[service-announce] October 20 Gerrit Outage Update

Thu Oct 22 06:53:11 UTC 2020

On Tue, Oct 20, 2020 at 10:50:42PM -0400, Mohammed Naser wrote:
> - There is no need for us to have anyone with admin powers to Gerrit
> at all times,

Totally agree; I mentioned in the remediation we should look at the
way we handle Gerrit administrators.  I would say it's mostly a
convenience for adding initial members to groups, and the occasional
case where we need to force-merge something.

I think we should discuss as part of the upcoming PTG

> - If the above is not possible, anyone who is part of this group
> should have 2FA enabled inside Launchpad's SSO.

I agree with this too.  It's not that obvious how to enable this, but
it can be done via [2].  I would probably just recommend everyone does
it.

We know longer term we want to move away from Launchpad only as well.
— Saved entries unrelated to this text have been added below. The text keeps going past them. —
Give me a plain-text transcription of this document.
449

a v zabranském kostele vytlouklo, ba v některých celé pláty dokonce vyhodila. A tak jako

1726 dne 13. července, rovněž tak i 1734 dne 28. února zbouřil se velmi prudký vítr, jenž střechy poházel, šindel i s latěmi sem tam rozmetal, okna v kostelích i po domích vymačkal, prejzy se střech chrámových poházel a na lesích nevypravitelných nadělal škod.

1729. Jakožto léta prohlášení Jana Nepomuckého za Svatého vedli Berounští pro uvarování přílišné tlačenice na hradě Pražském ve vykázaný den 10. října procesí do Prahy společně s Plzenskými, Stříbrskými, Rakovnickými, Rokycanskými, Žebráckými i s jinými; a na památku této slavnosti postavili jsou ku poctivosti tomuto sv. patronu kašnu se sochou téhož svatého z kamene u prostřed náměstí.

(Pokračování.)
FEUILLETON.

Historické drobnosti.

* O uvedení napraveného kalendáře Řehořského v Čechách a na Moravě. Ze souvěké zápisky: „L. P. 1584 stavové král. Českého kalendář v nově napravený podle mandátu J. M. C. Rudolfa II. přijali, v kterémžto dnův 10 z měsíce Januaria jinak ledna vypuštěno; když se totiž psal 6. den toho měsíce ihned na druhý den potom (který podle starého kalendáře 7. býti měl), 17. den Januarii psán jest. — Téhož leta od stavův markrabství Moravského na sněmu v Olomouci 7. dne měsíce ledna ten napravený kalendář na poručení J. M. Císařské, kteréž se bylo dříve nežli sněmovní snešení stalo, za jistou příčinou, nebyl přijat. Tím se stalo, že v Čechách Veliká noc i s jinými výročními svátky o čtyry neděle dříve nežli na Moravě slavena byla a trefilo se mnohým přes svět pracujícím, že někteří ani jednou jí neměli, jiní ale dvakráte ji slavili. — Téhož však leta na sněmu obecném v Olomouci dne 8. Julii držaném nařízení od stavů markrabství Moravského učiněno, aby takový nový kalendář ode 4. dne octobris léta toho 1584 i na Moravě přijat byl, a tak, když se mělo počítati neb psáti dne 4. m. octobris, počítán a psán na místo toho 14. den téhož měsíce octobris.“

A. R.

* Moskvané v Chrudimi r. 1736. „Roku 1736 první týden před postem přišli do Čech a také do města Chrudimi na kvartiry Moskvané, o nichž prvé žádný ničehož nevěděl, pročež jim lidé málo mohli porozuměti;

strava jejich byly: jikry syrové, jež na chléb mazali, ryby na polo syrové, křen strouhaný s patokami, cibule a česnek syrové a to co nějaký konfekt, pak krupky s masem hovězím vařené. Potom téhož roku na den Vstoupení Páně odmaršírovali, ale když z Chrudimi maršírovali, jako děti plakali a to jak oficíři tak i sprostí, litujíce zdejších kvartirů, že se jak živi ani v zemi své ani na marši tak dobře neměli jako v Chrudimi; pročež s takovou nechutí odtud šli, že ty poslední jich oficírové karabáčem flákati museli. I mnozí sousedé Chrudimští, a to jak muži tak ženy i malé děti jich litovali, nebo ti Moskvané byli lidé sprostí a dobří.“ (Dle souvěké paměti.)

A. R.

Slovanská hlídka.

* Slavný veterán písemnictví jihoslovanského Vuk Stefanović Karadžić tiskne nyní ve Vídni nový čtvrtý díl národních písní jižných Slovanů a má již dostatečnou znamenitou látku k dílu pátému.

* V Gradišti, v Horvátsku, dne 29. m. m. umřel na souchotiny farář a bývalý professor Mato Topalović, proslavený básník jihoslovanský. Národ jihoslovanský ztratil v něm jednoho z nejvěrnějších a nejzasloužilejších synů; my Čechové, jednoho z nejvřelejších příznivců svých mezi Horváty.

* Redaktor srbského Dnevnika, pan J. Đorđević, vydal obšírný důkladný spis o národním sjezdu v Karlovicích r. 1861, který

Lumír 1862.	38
> Thank you for this.  I'd also like to raise the question of moving
> forward, how to be able to track these things.  We had a user that
> had full root access to our Gerrit installation for ~2 weeks without
> our knowledge entirely, only uncovered when they did something
> (that, in the grand scheme of things, was relatively trivial,
> compared to what could have happened).

Yeah, not to go into great detail but this wasn't able to be
"upgraded" to either the on-disk repos or, importantly, the logs.  And
it's not just luck that ensures such separation :)

The major (potential for) escalation here happened because our version
of gerrit keeps plain-text HTTP API keys.  So both an example of
defence-in-depth success and failure all at once.  We are well on the
way to replacing that, so we are not sweeping that one under the rug.

There's a few other thoughts I have, but TBH I'm hesitant to start
broadcasting them in public mails.  I am of course for transparency
and participation -- I mean the entire infra is driven by completely
public git-ops CI and CD; can anyone else say that?!

What we don't have is a formalised way for security discussions.  I
think we should

a) more clearly describe how to responsibly communicate infra security
   issues; I don't think we have anything like that documented.

b) start a closed list where we can have free-form discussions about
   security issues.  I think we have a track record of transparency
   that would ensure that doesn't turn into a "star chamber" and
   anyone who was interested with a modicum of trust from the project
   could join (e.g. our cloud providers and others who are clearly
   invested in the system).

   This could also be part of the responsible disclosure, which would
   be helpful so that people don't have to sign up for full accounts
   to post storyboard issues, etc. to alert us to issues.

-i

[1] https://etherpad.opendev.org/p/opendev-ptg-planning-oct-2020
[2] https://help.ubuntu.com/community/SSO/FAQs/2FA